Because the kids were watching. And they were stepping up too. Especially {{user}}.
Christopher had started noticing it in the small things. Lunches already half-packed before he even got to the kitchen. Siblings picked up on time when he got held late. Laundry folded.
Dinner made. Like tonight. When Herrmann finally pushed through the front door, shoulders heavy and shirt still faintly smelling of smoke, the house was… quiet. Too quiet.
His first instinct was Cindy. He moved quickly down the hall, easing open their bedroom door. She was asleep, resting, her breathing steady but soft. Christopher lingered for a second, his expression softening, some of the tension leaving his shoulders. “Hey, babe,” he murmured under his breath, not wanting to wake her. “I’m home.”
Then he pulled the door closed just as gently and headed toward the living room. That’s where he found them. All of them.
Lee Henry slumped against the arm of the couch, Luke and Max sprawled across the floor, Annabelle curled up with a blanket, Kenny James half on top of someone else like always. And {{user}}, right in the middle of it. Their head tilted slightly to the side, asleep just like the rest.
The TV was still on low, some cartoon playing to no one. Christopher stood in the doorway, taking it in.
The dishes were done. The kitchen was clean. The house, somehow, was calm. Because of them. Because they were holding each other together.
His eyes lingered on {{user}} a little longer. He could see it now, clear as day, the effort, the way they’d quietly filled in the gaps without being asked. Too much, maybe. More than a kid should have to carry. But they weren’t alone in it. None of them were.
Christopher let out a slow breath, something warm settling in his chest for the first time all day.
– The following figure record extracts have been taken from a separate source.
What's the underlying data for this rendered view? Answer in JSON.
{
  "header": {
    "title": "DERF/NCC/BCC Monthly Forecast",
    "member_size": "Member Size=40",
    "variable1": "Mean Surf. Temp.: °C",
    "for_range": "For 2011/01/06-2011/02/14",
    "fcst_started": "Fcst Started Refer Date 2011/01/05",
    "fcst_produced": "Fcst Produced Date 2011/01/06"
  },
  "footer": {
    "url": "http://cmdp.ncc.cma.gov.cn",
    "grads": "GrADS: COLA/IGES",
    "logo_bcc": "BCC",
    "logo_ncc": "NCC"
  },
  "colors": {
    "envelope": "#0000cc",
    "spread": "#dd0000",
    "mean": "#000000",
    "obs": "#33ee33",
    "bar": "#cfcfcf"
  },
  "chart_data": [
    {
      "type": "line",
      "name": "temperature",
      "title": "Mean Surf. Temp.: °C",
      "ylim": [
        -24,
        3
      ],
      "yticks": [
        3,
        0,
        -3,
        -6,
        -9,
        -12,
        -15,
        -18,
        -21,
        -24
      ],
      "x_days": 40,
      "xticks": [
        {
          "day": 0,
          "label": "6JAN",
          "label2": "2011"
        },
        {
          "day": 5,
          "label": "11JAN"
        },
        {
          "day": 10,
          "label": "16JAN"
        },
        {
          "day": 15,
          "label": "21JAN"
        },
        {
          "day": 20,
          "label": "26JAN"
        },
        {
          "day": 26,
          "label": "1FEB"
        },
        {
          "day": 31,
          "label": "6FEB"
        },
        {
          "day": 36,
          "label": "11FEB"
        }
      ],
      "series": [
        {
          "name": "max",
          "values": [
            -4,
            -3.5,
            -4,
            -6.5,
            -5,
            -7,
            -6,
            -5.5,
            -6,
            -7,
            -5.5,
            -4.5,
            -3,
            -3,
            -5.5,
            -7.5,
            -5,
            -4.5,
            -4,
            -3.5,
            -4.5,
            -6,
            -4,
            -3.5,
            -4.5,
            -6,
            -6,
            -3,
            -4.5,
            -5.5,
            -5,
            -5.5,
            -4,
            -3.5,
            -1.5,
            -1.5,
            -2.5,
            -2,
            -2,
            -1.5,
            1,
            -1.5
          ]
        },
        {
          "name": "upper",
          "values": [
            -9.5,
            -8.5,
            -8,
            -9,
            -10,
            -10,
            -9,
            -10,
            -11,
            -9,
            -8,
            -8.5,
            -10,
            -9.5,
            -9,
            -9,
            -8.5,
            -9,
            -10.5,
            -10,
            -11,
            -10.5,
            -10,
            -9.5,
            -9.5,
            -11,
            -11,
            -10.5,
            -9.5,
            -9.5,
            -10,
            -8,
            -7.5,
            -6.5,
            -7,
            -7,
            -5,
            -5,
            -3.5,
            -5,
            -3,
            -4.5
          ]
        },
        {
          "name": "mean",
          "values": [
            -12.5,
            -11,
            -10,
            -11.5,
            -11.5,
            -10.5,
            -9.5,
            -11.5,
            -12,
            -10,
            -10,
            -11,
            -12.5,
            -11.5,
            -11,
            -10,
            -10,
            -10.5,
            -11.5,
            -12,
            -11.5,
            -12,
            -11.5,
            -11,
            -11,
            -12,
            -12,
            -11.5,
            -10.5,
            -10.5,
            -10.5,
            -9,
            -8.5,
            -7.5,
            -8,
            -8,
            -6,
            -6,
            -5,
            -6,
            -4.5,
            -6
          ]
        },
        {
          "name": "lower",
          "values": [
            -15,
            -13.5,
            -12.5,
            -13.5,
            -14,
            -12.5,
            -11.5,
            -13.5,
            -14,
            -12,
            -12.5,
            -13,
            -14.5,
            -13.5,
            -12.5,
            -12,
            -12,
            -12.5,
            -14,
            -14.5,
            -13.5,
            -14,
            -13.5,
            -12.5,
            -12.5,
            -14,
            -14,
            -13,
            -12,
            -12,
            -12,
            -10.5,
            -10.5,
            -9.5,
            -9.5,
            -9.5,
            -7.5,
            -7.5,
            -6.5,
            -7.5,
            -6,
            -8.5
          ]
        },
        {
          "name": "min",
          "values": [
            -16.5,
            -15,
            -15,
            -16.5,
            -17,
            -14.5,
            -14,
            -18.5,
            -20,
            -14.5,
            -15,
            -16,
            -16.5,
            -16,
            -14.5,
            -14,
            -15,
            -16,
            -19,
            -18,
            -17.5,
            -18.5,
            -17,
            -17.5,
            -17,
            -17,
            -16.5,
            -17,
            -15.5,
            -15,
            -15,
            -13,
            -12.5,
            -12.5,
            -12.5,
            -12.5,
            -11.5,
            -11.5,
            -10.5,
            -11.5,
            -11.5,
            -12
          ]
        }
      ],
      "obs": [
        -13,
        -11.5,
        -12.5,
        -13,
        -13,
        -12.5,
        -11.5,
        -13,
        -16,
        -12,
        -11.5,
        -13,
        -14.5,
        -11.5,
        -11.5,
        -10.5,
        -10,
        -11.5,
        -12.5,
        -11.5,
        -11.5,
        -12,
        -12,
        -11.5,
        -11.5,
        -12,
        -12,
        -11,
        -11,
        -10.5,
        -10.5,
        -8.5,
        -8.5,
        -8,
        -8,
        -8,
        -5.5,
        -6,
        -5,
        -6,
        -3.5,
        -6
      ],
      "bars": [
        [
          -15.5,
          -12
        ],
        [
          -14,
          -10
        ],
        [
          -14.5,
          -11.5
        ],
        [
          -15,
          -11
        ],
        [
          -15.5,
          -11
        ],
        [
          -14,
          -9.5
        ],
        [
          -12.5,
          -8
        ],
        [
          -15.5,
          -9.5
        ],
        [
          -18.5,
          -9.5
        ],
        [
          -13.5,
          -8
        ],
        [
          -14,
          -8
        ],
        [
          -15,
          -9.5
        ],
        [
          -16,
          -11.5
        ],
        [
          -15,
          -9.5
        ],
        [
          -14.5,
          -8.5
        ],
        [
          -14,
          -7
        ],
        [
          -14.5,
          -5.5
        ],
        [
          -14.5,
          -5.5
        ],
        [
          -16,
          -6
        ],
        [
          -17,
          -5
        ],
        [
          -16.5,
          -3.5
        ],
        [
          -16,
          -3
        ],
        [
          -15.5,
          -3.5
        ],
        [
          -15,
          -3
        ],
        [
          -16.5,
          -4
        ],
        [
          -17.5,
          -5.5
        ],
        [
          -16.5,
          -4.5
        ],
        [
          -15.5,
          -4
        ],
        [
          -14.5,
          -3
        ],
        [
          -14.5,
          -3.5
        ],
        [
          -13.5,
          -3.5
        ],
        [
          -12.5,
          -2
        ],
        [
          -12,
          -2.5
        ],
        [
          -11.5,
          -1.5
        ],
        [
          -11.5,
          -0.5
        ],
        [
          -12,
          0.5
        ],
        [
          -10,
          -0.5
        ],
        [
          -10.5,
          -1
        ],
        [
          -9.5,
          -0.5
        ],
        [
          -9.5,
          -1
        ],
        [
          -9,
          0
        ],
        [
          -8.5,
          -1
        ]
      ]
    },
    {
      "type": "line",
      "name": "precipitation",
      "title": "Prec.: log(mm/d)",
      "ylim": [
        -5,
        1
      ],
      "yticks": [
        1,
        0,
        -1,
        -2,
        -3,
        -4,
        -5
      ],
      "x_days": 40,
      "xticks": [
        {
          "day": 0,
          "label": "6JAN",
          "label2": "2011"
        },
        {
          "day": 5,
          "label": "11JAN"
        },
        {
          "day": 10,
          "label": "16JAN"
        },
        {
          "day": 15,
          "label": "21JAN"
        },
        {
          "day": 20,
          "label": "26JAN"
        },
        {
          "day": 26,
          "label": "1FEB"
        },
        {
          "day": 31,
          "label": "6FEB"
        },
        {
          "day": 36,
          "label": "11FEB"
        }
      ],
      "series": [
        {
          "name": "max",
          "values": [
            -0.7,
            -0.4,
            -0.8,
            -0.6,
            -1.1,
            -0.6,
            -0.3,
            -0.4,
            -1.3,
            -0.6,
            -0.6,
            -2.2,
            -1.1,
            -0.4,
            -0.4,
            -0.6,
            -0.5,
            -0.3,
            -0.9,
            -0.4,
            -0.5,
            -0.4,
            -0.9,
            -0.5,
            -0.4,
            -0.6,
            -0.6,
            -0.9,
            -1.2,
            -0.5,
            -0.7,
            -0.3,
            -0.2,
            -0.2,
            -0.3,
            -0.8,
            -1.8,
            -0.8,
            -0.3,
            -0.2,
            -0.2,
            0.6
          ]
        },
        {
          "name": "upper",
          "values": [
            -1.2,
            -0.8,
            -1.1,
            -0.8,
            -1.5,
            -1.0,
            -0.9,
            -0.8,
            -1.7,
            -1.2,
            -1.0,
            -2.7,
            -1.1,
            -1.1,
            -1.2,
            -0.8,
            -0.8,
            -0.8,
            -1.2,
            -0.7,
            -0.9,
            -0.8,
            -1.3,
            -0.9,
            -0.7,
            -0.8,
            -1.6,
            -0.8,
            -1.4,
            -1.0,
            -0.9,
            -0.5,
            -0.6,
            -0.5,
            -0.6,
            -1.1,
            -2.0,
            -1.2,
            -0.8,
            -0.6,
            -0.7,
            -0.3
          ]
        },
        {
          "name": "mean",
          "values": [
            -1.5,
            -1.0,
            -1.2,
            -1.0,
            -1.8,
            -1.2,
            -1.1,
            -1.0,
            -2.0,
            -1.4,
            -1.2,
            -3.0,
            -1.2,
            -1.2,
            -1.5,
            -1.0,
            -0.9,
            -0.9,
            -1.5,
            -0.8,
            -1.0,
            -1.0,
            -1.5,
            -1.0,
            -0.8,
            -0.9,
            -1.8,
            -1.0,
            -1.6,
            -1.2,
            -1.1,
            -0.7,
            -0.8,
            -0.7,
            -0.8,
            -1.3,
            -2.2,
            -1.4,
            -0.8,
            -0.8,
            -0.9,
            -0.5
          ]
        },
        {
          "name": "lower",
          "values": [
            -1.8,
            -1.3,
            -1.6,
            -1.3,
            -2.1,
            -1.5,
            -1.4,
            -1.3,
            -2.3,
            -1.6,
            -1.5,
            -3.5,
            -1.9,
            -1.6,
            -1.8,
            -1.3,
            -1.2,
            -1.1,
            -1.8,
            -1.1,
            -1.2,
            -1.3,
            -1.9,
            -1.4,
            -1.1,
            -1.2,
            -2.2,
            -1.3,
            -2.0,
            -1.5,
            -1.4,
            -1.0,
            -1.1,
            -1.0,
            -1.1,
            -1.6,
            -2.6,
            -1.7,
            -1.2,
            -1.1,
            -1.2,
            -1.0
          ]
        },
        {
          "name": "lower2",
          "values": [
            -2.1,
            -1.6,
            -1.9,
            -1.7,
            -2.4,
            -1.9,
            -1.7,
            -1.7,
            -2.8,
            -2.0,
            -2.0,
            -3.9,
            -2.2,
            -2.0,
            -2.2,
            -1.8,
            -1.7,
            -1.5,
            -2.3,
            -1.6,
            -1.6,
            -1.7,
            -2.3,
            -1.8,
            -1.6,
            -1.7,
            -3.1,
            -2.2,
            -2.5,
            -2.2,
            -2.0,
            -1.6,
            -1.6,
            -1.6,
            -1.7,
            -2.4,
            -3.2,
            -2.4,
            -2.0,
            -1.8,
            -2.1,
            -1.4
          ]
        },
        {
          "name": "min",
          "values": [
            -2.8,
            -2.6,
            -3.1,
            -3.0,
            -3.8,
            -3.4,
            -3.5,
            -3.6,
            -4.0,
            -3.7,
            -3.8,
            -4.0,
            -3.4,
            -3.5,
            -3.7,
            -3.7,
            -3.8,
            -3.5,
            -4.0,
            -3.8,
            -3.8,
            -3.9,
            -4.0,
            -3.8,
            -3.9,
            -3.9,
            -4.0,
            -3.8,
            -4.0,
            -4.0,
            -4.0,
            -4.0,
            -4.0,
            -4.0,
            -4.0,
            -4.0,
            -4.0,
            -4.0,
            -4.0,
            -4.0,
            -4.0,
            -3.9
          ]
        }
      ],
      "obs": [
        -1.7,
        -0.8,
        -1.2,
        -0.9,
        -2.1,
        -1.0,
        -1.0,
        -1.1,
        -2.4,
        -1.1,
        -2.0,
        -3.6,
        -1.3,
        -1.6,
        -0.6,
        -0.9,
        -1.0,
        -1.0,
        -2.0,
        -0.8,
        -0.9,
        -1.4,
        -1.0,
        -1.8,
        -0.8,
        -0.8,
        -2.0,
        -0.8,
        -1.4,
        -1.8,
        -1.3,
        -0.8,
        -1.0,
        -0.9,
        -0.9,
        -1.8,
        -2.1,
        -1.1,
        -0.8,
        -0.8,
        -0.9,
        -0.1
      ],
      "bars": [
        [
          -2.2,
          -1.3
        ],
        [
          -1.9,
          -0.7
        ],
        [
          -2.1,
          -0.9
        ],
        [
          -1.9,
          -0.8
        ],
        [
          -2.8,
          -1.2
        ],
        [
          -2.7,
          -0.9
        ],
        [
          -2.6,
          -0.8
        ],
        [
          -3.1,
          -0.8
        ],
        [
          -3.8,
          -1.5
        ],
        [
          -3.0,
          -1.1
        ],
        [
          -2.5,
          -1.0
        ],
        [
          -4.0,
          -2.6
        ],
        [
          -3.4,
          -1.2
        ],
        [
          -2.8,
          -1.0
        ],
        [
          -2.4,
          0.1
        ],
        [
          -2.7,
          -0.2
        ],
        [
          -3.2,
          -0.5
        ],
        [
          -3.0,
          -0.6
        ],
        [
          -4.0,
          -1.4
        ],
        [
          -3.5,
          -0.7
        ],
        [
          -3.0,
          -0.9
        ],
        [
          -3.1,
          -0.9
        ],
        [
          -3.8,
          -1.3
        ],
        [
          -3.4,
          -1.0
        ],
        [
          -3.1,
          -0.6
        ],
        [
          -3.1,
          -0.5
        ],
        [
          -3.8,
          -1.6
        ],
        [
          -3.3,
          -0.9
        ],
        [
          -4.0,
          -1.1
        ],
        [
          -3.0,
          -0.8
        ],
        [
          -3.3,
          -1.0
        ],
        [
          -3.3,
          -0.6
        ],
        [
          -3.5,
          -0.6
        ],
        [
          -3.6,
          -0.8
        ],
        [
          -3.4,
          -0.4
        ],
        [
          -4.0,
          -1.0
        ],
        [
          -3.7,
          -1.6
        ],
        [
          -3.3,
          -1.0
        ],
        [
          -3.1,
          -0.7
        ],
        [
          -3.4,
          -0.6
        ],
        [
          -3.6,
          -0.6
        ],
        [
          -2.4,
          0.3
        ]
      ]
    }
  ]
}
Hope. They were tired. They were stretched thin. But they were still here, together, looking out for each other the only way they knew how.
“Alright,” he murmured quietly, stepping further into the room, careful not to wake them. “We’re gonna be okay.”
He reached for a blanket, draping it gently over the pile of his kids, his hand pausing briefly on {{user}}’s shoulder, firm, grateful. They’d stepped up when he couldn’t be everywhere at once.
And seeing them all like this, leaning on each other instead of falling apart…
It reminded him of something he almost forgot. Christopher wasn’t carrying this family on his own. They were carrying each other.